Phone IP Addresses Stop Working After Power Failure

I have 5 extensions in an office, the only 5 operating on this phone server. The server sits a number of hops away in a colocation center, but through tunnels, the phones have direct, non-NATted, unfirewalled access to the phone server.

The phones each received their IP via DHCP in the office, along with the basic stuff needed for provisioning. All boiler plate, nothing fancy.

The system worked fine for a few months. Then we started having trouble with the local power company. Basically what will happen is an intermediate router will get rebooted, but not the phones or the phone server. Here’s the weird part…

Once this happens, the phones lose audio. They seem to provision fine upon reboot, and have a dial tone, but when I dial on them, nothing can be heard, not even ringing.

Now here’s the really bad part. Nothing fixes the phone’s IP address… Not rebooting the phones, not rebooting the FreePBX server, not rebooting the routers.

If I move the phone to a different IP address, it works again.

If I take any phone and move it to the failed IP address, it has the same problem, regardless of what phone/extension it is.

This is becoming a problem because I only have about 100 IP addresses left in the subnet to rotate the phones onto. Hopefully the power problems will be fixed before that happens, but there’s no guarantee.

NAT Mode is set to never - no RFC3581.

FreePBX 2.11.0.36
Asterisk 11.5.1

Thoughts???

If anyone wants to see relevant configuration, let me know what you think is relevant and I’ll post it. Honestly I’m not even sure where to begin.

Bump

  1. does restarting your local dhcp server fix the problem?
  2. does restarting your local router fix the problem?
  3. if you wait long enough, does the problem go away?
  • Restarting the local DHCP Server does not fix the problem.
  • Restarting the local Router does not fix the problem.
  • So far as I know, the problem is permanent. I can go there later this week and remap one of the old IP addresses back to the phones and confirm.

Are your phones being banned/blocked on the FreePBX box? If you look at the phones that are not working, do they still show as registered? Does the phone system still see them as registered? From what you’re describing it sounds like fail2ban or some other process is deciding to permanently block the phone’s IP (maybe it’s sending some mangled packets or something odd when the interruptions happen, who knows). If you restart fail2ban (or iptables) on the FreePBX system my guess is things will be fine for all IP addresses…
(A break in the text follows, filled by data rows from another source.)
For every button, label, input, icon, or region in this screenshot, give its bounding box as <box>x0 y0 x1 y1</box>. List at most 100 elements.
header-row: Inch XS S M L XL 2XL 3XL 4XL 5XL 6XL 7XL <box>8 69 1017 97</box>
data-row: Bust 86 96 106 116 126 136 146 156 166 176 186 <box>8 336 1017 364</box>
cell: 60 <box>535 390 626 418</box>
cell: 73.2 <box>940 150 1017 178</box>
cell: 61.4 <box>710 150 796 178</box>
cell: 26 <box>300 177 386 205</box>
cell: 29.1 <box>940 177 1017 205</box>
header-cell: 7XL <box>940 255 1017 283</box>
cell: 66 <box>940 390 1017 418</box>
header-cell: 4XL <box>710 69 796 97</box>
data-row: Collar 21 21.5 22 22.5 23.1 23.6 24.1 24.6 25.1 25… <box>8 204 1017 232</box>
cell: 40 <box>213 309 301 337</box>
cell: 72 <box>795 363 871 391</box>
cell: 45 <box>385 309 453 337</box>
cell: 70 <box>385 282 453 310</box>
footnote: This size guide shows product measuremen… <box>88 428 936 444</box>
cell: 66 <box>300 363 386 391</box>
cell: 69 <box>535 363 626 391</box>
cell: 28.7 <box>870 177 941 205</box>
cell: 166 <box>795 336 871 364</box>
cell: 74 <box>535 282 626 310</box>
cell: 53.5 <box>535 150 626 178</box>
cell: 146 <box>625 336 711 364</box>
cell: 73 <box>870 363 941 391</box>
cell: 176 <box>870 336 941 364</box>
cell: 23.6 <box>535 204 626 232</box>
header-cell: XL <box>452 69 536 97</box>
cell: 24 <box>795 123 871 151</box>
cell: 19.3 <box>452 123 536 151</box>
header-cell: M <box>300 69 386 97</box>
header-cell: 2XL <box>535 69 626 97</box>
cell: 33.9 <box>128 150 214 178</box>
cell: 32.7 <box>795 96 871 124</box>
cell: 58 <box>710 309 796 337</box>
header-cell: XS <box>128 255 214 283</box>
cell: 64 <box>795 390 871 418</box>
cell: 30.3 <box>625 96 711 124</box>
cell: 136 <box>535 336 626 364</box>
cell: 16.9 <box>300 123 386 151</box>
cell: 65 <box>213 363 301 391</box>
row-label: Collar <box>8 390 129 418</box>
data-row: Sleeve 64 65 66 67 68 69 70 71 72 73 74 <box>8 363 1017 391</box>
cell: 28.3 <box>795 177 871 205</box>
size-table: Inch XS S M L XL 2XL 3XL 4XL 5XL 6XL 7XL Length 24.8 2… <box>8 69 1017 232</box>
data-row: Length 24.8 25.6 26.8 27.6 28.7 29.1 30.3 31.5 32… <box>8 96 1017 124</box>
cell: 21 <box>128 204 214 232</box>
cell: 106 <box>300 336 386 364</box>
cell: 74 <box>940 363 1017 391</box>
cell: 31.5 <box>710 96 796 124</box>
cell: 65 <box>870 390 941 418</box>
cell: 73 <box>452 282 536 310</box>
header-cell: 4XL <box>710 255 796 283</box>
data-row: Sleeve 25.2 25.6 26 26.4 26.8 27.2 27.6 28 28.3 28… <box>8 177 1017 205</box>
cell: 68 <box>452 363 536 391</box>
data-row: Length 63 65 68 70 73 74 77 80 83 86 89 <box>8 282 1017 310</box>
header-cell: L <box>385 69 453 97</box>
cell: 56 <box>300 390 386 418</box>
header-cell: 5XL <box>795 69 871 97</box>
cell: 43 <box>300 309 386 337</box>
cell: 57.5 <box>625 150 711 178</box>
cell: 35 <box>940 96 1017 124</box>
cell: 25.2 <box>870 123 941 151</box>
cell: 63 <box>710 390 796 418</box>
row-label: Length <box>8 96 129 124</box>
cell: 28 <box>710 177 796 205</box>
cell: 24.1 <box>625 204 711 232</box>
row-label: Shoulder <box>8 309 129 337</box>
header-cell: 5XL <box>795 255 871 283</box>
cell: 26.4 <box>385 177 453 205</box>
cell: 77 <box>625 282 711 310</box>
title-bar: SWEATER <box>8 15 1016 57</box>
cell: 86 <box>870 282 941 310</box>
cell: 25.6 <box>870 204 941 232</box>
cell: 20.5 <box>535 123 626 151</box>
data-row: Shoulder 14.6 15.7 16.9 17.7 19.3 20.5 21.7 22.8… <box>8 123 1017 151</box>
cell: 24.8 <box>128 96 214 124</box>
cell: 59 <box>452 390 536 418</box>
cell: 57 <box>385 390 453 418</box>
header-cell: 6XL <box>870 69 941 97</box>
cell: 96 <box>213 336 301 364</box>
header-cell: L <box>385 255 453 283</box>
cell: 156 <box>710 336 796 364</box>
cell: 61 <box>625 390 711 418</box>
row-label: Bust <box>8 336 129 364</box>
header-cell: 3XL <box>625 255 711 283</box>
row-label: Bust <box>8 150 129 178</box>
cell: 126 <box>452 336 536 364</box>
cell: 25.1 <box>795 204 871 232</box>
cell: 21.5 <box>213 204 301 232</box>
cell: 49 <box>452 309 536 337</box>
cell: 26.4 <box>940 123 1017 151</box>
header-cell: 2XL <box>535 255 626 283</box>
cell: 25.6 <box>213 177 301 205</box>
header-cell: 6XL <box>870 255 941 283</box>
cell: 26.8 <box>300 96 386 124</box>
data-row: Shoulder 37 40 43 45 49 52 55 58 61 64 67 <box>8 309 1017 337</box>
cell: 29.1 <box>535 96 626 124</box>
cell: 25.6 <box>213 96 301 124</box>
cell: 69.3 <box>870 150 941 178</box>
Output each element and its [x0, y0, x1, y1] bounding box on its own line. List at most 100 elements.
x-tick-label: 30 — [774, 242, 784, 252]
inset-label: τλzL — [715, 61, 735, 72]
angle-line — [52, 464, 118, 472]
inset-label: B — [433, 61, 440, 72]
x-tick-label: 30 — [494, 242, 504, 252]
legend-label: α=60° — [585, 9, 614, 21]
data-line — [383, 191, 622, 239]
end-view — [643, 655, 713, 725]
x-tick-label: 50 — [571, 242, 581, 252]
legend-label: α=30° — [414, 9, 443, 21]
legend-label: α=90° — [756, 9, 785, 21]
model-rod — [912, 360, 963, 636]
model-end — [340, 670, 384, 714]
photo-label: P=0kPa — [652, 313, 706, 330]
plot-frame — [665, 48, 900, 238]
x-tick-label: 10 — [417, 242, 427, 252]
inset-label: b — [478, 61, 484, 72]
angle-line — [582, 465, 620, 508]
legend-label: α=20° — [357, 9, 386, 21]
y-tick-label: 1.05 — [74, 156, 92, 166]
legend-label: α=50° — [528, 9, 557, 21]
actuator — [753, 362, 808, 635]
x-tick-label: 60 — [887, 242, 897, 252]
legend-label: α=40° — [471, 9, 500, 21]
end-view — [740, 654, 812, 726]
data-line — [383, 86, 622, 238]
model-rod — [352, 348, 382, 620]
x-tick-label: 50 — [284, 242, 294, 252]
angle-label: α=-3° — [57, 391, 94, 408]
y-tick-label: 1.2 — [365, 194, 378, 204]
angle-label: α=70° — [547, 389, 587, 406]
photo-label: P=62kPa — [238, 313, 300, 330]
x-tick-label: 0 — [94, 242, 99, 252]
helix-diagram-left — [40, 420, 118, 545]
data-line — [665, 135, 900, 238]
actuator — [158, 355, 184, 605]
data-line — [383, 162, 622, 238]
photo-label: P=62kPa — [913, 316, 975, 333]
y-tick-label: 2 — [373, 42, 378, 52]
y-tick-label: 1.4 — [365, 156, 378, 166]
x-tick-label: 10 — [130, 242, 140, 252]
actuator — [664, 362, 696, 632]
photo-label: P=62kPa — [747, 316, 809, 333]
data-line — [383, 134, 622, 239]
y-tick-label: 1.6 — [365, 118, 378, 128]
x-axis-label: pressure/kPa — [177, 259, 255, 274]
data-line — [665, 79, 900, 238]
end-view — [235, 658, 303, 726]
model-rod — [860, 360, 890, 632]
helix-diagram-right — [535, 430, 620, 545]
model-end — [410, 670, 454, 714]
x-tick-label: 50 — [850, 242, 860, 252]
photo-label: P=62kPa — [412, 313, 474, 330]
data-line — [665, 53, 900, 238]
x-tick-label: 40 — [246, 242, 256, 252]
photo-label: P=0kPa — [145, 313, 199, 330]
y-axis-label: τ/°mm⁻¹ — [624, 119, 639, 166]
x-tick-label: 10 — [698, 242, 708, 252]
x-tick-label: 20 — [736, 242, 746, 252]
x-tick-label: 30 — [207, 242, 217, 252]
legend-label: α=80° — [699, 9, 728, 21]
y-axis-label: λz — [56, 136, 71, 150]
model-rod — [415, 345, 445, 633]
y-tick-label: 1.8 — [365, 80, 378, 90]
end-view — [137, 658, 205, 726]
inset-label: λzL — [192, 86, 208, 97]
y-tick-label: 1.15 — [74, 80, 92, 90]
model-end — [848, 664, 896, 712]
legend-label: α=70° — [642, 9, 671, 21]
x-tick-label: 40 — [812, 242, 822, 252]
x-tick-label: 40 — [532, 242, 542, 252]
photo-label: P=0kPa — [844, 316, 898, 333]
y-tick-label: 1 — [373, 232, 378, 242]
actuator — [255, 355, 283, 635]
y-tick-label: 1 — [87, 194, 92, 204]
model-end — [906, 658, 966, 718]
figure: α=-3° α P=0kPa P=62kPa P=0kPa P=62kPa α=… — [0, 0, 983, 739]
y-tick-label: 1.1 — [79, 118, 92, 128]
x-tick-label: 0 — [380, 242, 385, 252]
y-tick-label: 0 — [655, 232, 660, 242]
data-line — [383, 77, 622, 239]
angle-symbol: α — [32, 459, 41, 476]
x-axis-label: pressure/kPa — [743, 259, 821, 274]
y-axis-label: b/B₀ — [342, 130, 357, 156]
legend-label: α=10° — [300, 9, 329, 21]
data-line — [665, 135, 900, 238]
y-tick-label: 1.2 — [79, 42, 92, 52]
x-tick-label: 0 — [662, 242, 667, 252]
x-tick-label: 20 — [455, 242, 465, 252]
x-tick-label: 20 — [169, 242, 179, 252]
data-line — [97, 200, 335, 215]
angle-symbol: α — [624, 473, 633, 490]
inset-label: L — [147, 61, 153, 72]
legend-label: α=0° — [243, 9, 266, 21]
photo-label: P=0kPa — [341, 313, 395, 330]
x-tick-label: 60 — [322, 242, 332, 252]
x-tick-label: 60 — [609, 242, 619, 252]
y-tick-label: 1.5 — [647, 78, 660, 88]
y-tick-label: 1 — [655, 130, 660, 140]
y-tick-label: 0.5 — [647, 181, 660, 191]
Rebooting the phone server (which effectively restarts fail2ban and iptables) does not resolve the problem.

The phones register fine, and can call each other without a problem. They just lose the ability to dial out successfully. They connect but there is no audio either way.

It has happened again. Here is some additional information.

  • Phones are all SNOM 821 handsets.

  • Asterisk version: 11.5.1

  • FreePBX framework version: 2.11.0.37

  • The FreePBX Server can ping the phones without a problem.

  • Rebooting the FreePBX server does NOT fix the problem.

  • Rebooting the phones does NOT fix the problem.

  • When phones are having problems, they can’t make or receive any calls.

  • When phones are having problems they fail to provision.

  • When phones are having problems, they show in Asterisk as:

  • Rebooting all intermediate equipment causes the problem, but does not fix it.

  • I can’t find anything wrong with the data path. Ping works fine, there are no MTU problems, no packet loss, low latency.

  • When non-working phone is UP:

localhost*CLI> sip show peers
Name/username Host Dyn Forcerport ACL Port Status Description
777/777 192.168.5.101 D A 3072 OK (57 ms)

  • When non-working phone is REBOOTED:

localhost*CLI> sip show peers
Name/username Host Dyn Forcerport ACL Port Status Description
777/777 192.168.5.101 D A 3072 UNREACHABLE

  • When non-working phone cones back UP:

localhost*CLI> sip show peers
Name/username Host Dyn Forcerport ACL Port Status Description
777/777 192.168.5.101 D A 3072 OK (62 ms)

  • When non-working phone’s IP is changed and it is rebooted (And it now provisions and works correctly):

localhost*CLI> sip show peers
Name/username Host Dyn Forcerport ACL Port Status Description
777/777 192.168.5.102 D A 3072 OK (62 ms)

  • Returning the phone to its original address causes the failure to reoccur. After a period of time (days?) I can then reuse the address. The problem is lasting, but not permanent!

  • Here’s perhaps the most interesting part. If I then return the phone’s IP to the original and reboot it, the phone fails to provision. Asterisk then shows this:

localhost*CLI> sip show peers
Name/username Host Dyn Forcerport ACL Port Status Description
777/777 192.168.5.102 D A 3072 UNREACHABLE

The phone is still pingable from Asterisk! But the phone obviously is having problems making the connection. I tried resetting the phone to defaults, etc. No dice.